This is where the film shifts gears. Another plot thread with the police - a gang of dubious competence with an ongoing sub-plot around the dysfunctional romantic relationship between two of its members - emerges, investigating the disappearance of Victor’s girlfriend. Victor is initially calm: there is no body, no link to its disposal. What does he have to worry about?

Plenty, it will turn out, because of course the disposal went totally awry, in suitably hilarious fashion.

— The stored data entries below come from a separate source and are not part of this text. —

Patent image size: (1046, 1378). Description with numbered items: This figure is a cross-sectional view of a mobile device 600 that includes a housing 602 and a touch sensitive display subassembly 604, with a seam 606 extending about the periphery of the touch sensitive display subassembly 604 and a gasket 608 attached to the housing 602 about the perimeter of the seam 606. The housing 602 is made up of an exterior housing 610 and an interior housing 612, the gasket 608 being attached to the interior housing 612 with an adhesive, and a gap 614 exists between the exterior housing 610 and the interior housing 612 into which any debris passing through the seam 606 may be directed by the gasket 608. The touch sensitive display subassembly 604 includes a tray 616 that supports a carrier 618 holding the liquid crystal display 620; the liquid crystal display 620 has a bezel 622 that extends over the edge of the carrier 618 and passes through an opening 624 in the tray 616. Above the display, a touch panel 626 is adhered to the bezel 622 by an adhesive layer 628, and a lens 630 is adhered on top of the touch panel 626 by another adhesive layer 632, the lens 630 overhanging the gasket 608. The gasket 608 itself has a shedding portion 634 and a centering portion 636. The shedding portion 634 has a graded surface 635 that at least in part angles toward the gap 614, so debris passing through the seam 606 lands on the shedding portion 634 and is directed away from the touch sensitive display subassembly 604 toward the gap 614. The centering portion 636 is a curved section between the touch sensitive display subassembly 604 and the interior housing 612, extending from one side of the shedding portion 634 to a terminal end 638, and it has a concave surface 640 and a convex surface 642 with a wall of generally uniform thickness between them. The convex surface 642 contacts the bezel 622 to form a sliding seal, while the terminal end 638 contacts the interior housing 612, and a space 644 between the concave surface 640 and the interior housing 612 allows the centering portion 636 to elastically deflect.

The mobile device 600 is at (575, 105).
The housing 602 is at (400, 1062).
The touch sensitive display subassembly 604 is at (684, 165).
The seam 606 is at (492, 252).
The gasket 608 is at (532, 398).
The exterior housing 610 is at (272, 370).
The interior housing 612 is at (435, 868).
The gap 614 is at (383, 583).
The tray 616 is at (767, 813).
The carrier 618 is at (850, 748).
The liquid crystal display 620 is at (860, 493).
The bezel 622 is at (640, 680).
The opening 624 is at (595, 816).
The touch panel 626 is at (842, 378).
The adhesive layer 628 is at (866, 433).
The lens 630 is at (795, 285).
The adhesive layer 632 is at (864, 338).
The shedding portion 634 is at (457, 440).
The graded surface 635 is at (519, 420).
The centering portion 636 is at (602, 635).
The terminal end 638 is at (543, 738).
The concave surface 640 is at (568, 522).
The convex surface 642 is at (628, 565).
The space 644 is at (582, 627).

I’m not going to go into a blow-by-blow of the meat of the comedy (because spoiling the joke, duh), but it hinges on Muriel’s storytelling abilities. She conned Lacroix about the body, and when he tries to throw her to the suspicious wolves-in-blue as a suspect, she cons them, too, in the funniest moments of the film, and one of the most wonderful moments of any comedy I’ve seen in a while: calling in a lawyer friend to help her, she tells the him truth about what happened. He erupts, losing his temper completely: this is serious? Does Muriel not understand this is no time for her fantasies? She cannot lie her way out of this? Abandoned by her idol, and disbelieved by her friends, she turns in a bravura performance with the police: she has tried the truth and been called an idiot for it; now she will lie, and lie she does. She lies her way out of the cell and into freedom, and you cheer and laugh your way through every second of her Moment of Awesome.

The film ends with a delightful inversion, and a second Moment of Awesome for Muriel, a final twist I shan’t share here, but, for me, made this one of my favourite films of the festival last year.